Umgekehrt sollte der Besucher die Chance haben, sich unmittelbar vor dem Kaufabschluss noch einmal informieren zu können: Content wie diesen Beitrag oder auch Produktberater und Ratgebervideos gehören in die Produktseiten integriert. Denn diese können darüber entscheiden, ob der Kunde ein Produkt in den Warenkorb legt und kauft oder eben nicht.

  • Content trägt zur Stärkung einer Marke bei. Kunden sind dankbar, wenn sie auf einer Seite zu Jeansjacken nicht nur das Produkt finden, sondern auch nützliche Informationen dazu.
  • Content hilft dem Kunden und steigert Umsatz und Conversions. Zum Beispiel wenn ein potenzieller Jeansjackenkäufer im unmittelbaren Umfeld seiner Kaufentscheidung Informationen und Hilfestellungen dazu findet, welches Modell das geeignetste für ihn ist.
  • Mit Content von Vertriebspartnern abheben. Was bei Amazon & Co. vielleicht noch nicht so umgesetzt ist können Sie in Ihrem eigenen Onlineshop realisieren.

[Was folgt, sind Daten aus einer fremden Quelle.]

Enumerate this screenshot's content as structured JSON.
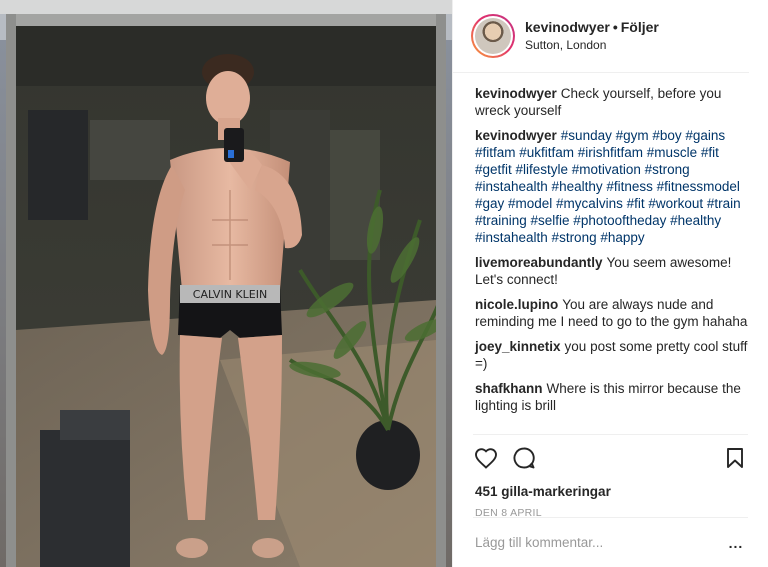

Der optimalen Platzierung von Content in einem Shop stehen oft verschiedene Stolpersteine im Weg. Oft gibt es ein Kompetenzgerangel oder die ungeklärte Zuständigkeit – Content ist je nach Firma mal in einer Redaktion oder im Marketingteam angesiedelt und dient dem Brandbuilding. In einem anderen Shop kümmert sich das E-Commerce-Team darum, das vor allem auf Conversios aus ist. Und oft wird der Content schlichtweg „verbuddelt“. So findet er sich auf Microsites oder führt ein vom E-Commerce abgenabeltes Dasein, das Conversions nicht fördert. Hinzu kommt die allgemeine Content-Schwemme, in der Marketing-Hülsen und mehrwertfreie Inhalte zwar rein nominell als Content durchgehen, aber effektiv keinen Nutzen für Shops oder den Besuchern besitzen.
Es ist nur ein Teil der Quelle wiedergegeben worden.